The Chobe National Park established in 1968 covers 11,700 square kilometres and is situated in the northern most part of Botswana. Park stretches from the tip of northern Botswana to the fringes of the Okavango Delta. It has a wide range of distinctive landscapes, from the emerald floodplains of the Chobe River to the sweeping grasslands of the Savuti Marsh and skeletal leadwood trees in the Savuti Channel.

Encompassing swamps, floodplains and woodlands it is the third largest Park or Reserve in the country after Kgalagadi Transfontier Park and the largest of them all the Central Kalahari Game reserve.

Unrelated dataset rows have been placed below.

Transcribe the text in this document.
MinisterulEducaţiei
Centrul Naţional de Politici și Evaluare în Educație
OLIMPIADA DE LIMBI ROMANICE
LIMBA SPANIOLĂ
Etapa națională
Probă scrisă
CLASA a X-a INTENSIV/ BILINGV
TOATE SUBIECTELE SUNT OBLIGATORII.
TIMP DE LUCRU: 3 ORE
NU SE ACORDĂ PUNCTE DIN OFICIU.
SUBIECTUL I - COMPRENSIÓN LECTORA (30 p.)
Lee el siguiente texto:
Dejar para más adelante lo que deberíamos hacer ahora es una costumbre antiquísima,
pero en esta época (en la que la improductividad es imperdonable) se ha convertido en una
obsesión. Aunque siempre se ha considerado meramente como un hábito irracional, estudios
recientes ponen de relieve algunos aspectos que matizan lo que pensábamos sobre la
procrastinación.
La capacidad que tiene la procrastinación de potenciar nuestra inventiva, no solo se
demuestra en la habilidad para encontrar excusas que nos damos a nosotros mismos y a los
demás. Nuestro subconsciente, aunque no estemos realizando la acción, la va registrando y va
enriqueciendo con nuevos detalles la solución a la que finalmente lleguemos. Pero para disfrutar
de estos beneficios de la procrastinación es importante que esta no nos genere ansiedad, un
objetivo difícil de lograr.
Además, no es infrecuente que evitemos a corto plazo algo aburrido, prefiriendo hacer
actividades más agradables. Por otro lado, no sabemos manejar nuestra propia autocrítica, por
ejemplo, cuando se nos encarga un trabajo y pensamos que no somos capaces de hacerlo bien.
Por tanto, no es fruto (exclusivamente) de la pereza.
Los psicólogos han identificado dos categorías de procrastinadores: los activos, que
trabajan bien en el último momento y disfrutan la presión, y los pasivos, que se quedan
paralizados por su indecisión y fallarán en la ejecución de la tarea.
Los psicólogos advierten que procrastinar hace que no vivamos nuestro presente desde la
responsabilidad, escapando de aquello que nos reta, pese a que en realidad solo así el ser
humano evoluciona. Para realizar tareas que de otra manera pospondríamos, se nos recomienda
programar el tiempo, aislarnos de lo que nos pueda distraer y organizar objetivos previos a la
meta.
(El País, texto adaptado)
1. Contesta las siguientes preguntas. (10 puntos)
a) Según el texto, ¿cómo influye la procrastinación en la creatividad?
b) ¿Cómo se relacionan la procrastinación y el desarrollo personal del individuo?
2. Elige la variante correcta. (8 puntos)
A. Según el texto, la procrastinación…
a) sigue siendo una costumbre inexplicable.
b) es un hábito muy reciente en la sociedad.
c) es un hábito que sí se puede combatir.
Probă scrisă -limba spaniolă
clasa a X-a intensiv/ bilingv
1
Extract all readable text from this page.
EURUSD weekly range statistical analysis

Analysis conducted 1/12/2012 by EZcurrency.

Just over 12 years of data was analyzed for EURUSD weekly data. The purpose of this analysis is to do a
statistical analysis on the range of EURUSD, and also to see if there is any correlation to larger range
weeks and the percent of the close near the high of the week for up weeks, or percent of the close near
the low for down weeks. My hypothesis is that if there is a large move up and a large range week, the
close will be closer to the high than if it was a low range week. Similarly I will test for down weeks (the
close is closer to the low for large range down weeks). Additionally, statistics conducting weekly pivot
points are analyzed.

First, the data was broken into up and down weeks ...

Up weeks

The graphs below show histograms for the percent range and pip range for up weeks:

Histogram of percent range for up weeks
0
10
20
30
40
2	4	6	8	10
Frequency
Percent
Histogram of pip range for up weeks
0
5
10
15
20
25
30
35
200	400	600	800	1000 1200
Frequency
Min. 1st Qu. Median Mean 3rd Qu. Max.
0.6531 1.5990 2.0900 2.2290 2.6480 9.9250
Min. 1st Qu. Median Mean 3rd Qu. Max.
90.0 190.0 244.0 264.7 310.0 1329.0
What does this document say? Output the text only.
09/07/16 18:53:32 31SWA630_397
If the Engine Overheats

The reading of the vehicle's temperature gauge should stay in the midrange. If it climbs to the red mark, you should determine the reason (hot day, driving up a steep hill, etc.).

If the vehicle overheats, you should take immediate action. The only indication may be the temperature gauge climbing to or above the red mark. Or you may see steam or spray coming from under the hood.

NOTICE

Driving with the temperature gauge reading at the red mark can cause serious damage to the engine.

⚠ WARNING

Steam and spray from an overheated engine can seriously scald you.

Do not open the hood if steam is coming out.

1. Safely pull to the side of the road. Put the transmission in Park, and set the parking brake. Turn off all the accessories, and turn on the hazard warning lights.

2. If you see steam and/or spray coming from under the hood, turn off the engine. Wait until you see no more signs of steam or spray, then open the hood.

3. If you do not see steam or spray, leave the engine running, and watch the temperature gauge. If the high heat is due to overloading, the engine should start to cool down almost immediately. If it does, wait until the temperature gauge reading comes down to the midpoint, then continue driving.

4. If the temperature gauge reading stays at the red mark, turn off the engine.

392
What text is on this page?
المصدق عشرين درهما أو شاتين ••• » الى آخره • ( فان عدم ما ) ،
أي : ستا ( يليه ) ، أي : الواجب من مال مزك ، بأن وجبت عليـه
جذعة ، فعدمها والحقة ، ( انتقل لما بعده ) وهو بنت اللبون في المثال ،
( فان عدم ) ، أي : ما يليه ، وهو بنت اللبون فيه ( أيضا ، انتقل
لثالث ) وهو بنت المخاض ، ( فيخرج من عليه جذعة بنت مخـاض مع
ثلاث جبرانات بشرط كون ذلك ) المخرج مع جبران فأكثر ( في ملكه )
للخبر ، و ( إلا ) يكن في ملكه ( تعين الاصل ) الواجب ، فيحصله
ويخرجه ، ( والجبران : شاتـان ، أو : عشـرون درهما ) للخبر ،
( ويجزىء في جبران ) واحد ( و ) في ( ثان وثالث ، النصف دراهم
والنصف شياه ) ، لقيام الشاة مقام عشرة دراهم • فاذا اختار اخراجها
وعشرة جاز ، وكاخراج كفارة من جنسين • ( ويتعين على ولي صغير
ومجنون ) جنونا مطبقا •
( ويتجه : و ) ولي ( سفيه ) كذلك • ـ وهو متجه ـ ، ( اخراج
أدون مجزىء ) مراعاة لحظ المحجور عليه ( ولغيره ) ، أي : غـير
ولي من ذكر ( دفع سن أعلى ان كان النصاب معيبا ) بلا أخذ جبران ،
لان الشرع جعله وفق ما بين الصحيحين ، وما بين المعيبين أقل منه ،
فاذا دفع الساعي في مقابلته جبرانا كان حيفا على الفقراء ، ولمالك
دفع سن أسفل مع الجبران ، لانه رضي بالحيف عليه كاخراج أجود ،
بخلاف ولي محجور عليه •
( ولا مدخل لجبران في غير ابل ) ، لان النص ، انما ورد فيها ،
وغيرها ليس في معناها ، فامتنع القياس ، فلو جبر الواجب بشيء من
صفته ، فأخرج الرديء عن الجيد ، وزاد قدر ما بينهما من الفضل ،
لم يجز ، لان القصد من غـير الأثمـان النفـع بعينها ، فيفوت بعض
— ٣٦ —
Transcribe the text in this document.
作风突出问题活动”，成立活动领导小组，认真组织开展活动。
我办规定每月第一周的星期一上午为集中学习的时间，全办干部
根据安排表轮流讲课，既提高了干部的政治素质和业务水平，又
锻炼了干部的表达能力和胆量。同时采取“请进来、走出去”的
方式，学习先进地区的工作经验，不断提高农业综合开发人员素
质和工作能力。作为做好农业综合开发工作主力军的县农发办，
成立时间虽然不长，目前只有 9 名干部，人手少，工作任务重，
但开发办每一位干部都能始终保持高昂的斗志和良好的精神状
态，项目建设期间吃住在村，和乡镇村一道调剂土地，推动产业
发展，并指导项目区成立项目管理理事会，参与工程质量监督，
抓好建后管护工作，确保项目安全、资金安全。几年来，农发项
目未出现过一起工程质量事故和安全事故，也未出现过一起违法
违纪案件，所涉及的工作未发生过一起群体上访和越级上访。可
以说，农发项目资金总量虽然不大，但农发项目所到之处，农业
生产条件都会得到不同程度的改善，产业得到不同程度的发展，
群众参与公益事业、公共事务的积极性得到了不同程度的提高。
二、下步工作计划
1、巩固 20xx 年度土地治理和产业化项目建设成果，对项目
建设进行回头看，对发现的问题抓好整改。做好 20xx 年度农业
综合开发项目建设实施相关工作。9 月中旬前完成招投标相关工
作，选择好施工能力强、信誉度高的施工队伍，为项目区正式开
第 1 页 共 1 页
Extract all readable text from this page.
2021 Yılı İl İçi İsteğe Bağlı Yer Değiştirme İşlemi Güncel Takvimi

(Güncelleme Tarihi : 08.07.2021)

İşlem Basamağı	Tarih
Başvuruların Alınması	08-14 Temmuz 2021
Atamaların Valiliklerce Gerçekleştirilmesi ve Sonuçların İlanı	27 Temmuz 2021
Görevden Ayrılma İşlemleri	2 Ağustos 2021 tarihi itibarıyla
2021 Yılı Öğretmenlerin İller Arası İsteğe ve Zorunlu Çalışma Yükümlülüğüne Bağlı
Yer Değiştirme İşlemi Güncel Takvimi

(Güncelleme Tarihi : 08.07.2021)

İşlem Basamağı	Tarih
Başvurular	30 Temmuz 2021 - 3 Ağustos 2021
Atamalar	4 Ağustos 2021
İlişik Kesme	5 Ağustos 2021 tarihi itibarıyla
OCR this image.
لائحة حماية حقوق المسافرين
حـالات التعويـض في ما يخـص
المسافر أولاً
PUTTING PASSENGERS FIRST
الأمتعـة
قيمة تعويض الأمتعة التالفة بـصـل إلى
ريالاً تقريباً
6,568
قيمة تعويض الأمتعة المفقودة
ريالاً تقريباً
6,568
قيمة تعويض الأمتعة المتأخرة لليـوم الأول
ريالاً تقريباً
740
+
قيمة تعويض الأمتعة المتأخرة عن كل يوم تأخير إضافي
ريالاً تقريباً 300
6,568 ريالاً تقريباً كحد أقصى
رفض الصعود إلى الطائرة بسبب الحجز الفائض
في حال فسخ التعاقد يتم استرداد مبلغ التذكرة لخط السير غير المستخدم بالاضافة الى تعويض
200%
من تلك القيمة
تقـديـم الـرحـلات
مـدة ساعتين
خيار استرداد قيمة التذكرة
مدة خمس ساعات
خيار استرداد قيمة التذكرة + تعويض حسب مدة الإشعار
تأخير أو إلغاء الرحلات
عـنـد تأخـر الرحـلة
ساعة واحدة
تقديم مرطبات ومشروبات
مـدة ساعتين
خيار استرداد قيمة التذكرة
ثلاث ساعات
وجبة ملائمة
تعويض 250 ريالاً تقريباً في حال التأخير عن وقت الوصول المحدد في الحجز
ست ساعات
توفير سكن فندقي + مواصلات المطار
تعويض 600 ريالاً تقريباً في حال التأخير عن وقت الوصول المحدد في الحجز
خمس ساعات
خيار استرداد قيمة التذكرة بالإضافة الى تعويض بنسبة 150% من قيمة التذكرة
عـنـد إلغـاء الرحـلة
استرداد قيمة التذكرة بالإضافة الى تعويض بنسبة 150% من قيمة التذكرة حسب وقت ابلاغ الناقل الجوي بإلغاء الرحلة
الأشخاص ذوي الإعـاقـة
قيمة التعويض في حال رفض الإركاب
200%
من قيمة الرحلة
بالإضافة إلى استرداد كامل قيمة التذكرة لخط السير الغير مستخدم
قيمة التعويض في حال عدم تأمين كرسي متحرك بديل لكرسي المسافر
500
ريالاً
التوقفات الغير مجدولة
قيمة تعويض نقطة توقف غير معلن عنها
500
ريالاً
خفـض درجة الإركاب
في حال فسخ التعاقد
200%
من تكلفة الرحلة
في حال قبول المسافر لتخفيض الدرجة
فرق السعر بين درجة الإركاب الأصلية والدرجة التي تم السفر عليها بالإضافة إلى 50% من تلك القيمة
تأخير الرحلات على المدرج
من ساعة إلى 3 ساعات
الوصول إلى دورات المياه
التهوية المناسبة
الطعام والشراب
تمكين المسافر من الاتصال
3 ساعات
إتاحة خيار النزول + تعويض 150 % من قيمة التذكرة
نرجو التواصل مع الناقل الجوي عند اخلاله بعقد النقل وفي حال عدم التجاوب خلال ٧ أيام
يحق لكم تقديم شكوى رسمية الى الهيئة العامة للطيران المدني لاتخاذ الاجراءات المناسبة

With such varied environments and habitats there’s a magnificent array of wildlife. A profusion of palatable grass species attracts a variety of herbivores, including wildebeest, impala, kudu, waterbuck, giraffe, and tsessebe. The puku is found, as is the endemic Chobe bushbuck. Predator sightings are good, with leopard, cheetah, wild dog, and large prides of lion that hunt elephant. From servals to side-striped jackals, the list is endless.

All that said, Chobe is most famous for its elephant and buffalo populations, both of which can herd in mammoth proportions. With an estimated 40,000 to 60,000 elephant, these gentle giants constantly surround you. In the dry season the Chobe River sees thousands lining the banks and crossing the water. Boat trips at this time provide excellent photograph opportunities.